The Financial Services Technology Consortium said Tuesday that its members have made significant strides toward a potentially paperless check- clearing system.
The consortium, which includes Citibank and several other of the biggest U.S. commercial banks, demonstrated two types of image processing that participants said could evolve into full-scale check truncation.
William J. Krajewski, a consortium project director and Citibank vice president, called truncation - the holding of checks at the banks where first deposited - "the ultimate goal ... eliminating the need for tens of billions of paper checks to move through the banking system."
The more modest steps announced Tuesday are the first products of an interbank check imaging project that the group launched last February: notification of return items and forward presentment.
In both cases, banks transmit and view images of checks, rather than the physical items.
While many banks have invested in image processing over the last several years, most of the benefits have accrued in internal efficiencies or in marketing, as in the case of bank statements with facsimiles of canceled checks.
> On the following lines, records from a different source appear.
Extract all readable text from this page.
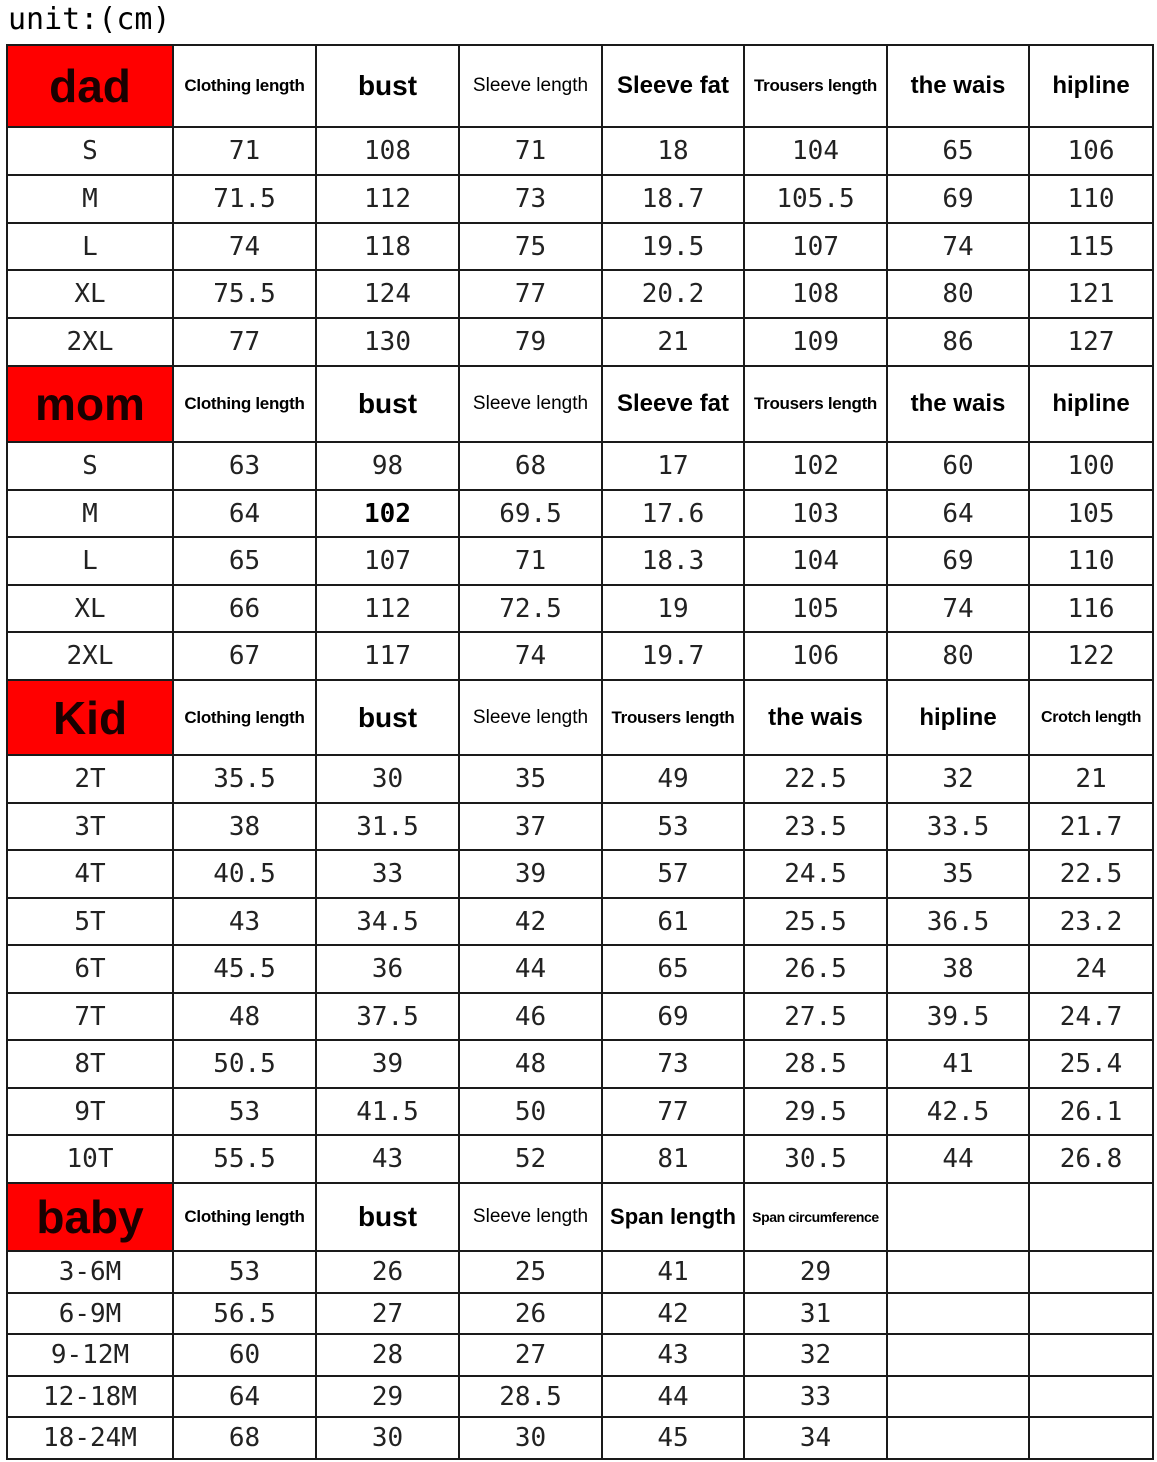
unit:(cm)
dad	Clothing length	bust	Sleeve length	Sleeve fat	Trousers length	the wais	hipline
S	71	108	71	18	104	65	106
M	71.5	112	73	18.7	105.5	69	110
L	74	118	75	19.5	107	74	115
XL	75.5	124	77	20.2	108	80	121
2XL	77	130	79	21	109	86	127
mom	Clothing length	bust	Sleeve length	Sleeve fat	Trousers length	the wais	hipline
S	63	98	68	17	102	60	100
M	64	102	69.5	17.6	103	64	105
L	65	107	71	18.3	104	69	110
XL	66	112	72.5	19	105	74	116
2XL	67	117	74	19.7	106	80	122
Kid	Clothing length	bust	Sleeve length	Trousers length	the wais	hipline	Crotch length
2T	35.5	30	35	49	22.5	32	21
3T	38	31.5	37	53	23.5	33.5	21.7
4T	40.5	33	39	57	24.5	35	22.5
5T	43	34.5	42	61	25.5	36.5	23.2
6T	45.5	36	44	65	26.5	38	24
7T	48	37.5	46	69	27.5	39.5	24.7
8T	50.5	39	48	73	28.5	41	25.4
9T	53	41.5	50	77	29.5	42.5	26.1
10T	55.5	43	52	81	30.5	44	26.8
baby	Clothing length	bust	Sleeve length	Span length	Span circumference		
3-6M	53	26	25	41	29		
6-9M	56.5	27	26	42	31		
9-12M	60	28	27	43	32		
12-18M	64	29	28.5	44	33		
18-24M	68	30	30	45	34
Experts say that extending the technology to interbank check clearing, and perhaps ultimately truncation, would go a long way toward eliminating payment delays, improving customer service, and reducing fraud.
In the demonstration, at a press conference in New York, Citibank and Chemical Bank exchanged a return-check image over computer screens. First National Bank of Boston and Huntington National Bank of Columbus, Ohio, did the forward-presentment demonstration, showing how banks could detect and prevent a fraudulent transaction.
Citibank and Chemical used an imaging system from the New York Clearing House Association, an advisory member of the technology consortium. Mr. Krajewski described the system as "a good way to get started with image interchange beyond what banks have been doing internally."
Though it was based on the clearing house's Electronic Check Clearing Return System, or Checcrs, it can be expanded through the technology consortium's membership to other users and parts of the country. The group expects to launch "pilot implementations" in the first quarter of 1996.
The Huntington-Bank of Boston example, using bad checks that had purposely been deposited by employees of the respective banks, illustrated the benefits of system interoperability: Huntington relies on Unisys Corp. imaging equipment, Bank of Boston on International Business Machines Corp. technology.
The image interchange enabled the banks to home in on exception items that, if allowed to clear, would likely have turned into fraud losses.
"We have been using Unisys check capture equipment for more than five years, and have been doing electronic check presentments more than three years," said Richard C. Ercole, president of Huntington Treasury Management Co. "This is a marriage of technologies that we think will greatly reduce fraud."
Mr. Ercole pointed out that approximately 1% of all checks written, some 630 million items, are returned unpaid, causing "a loss to the banking community and its corporate clients of $10 billion to $20 billion a year."
The interbank check imaging approach "is meant to reduce that number by shortening the forward presentment of checks to the paying bank by anywhere from a few hours to a day," Mr. Ercole added. "The paying bank can hold its funds and prevent a loss."
Despite bankers' increasing attention to electronic delivery systems, check volumes are vast and still growing, said Philip G. Stanley, director of business systems planning at Bank of Boston.
"Customers prefer the existing paper-based payment system," he said. "The bulk of our investments, therefore, like the image interchange with Huntington, are aimed at improving this existing system by making it better, faster, and cheaper."
Mr. Stanley said the project has proved that "unlike systems can talk to each other, images can be used just as well as paper, significant benefits can be delivered to ourselves and our customers," and the consortium can manage "large projects that can benefit the entire industry."
Mr. Krajewski said the consortium's high level of cooperation makes full-fledged truncation fathomable after "the banking and computer industries have been chasing after this possibility for at least 20 years."
In addition to the four test banks and two system vendors, Chase Manhattan Bank and CoreStates Bank are image exchange project members. Brooklyn Polytechnic University, Lawrence Livermore National Laboratories, and the New York Clearing House are advisory members.